ZFIN ID: ZDB-PUB-091120-25
Normal table of postembryonic zebrafish development: Staging by externally visible anatomy of the living fish
Parichy, D.M., Elizondo, M.R., Mills, M.G., Gordon, T.N., and Engeszer, R.E.
Date: 2009
Source: Developmental dynamics : an official publication of the American Association of Anatomists   238(12): 2975-3015 (Journal)
Registered Authors: Elizondo, Michael, Engeszer, Ray, Parichy, David M.

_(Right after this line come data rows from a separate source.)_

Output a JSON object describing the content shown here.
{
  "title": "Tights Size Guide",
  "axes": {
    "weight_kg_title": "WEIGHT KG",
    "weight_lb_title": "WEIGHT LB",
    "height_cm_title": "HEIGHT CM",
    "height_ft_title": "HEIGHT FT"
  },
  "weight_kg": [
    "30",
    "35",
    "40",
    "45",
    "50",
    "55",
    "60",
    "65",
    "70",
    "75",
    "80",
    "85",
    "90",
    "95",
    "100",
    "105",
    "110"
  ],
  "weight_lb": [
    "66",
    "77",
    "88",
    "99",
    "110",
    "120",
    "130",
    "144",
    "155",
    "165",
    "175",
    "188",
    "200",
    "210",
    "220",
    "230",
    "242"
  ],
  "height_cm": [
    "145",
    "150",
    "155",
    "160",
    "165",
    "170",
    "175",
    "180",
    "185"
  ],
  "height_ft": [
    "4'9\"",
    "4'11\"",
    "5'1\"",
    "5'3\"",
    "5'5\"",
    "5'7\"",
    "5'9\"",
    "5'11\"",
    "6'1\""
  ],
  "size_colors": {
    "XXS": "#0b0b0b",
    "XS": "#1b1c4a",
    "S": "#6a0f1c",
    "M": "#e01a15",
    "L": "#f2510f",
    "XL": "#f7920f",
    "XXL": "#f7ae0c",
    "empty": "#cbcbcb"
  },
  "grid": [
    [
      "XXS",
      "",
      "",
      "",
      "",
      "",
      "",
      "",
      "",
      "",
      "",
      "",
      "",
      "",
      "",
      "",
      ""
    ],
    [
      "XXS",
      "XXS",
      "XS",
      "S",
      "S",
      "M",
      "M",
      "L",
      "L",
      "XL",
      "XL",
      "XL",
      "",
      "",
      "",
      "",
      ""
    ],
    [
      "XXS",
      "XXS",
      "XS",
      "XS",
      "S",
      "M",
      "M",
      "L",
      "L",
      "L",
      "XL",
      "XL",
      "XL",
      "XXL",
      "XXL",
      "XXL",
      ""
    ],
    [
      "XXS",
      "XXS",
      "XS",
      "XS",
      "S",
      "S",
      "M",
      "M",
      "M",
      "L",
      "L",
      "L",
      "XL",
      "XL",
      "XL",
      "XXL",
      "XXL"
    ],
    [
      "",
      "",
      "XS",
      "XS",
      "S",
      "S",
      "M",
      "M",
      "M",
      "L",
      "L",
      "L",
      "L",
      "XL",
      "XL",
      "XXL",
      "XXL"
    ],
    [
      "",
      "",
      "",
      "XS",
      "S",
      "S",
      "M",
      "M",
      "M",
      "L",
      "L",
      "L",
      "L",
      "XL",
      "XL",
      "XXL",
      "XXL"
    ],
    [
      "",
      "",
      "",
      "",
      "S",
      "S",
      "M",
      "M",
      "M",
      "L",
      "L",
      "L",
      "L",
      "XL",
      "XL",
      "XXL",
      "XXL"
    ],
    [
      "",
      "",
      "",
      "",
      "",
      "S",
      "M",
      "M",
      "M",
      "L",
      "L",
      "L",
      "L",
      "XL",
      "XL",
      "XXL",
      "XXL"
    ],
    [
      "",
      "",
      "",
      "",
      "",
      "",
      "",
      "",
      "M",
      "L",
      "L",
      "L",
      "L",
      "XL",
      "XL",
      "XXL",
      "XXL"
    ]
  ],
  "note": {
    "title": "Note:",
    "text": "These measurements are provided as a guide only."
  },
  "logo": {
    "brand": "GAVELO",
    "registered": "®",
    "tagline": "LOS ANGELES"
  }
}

Keywords: Danio rerio, zebrafish, normal stages, skeleton, swim bladder, flexion, pigment pattern, fin, fin fold
MeSH Terms:
  • Animals
  • Body Weights and Measures/methods
  • Bone Development/physiology
  • Bone and Bones/physiology
  • Embryo, Nonmammalian
  • Extremities/physiology
  • Health Planning Guidelines
  • Life Cycle Stages/physiology
  • Phenotype
  • Skin Pigmentation/physiology
  • Statistics as Topic*
  • Zebrafish/anatomy & histology*
  • Zebrafish/embryology
  • Zebrafish/growth & development*
  • Zebrafish/physiology
PubMed: 19891001 Full text @ Dev. Dyn.
The zebrafish is a premier model organism yet lacks a system for assigning postembryonic fish to developmental stages. To provide such a staging series, we describe postembryonic changes in several traits that are visible under brightfield illumination or through vital staining and epiflourescent illumination. These include the swim bladder, median and pelvic fins, pigment pattern, scale formation, larval fin fold, and skeleton. We further identify milestones for placing postembryonic fish into discrete stages. We relate these milestones to changes in size and age and show that size is a better indicator of developmental progress than is age. We also examine how relationships between size and developmental progress vary with temperature and density, and we document the effects of histological processing on size. To facilitate postembryonic staging, we provide images of reference individuals that have attained specific developmental milestones and are of defined sizes. Finally, we provide guidelines for reporting stages that provide information on both discrete and continuous changes in growth and development.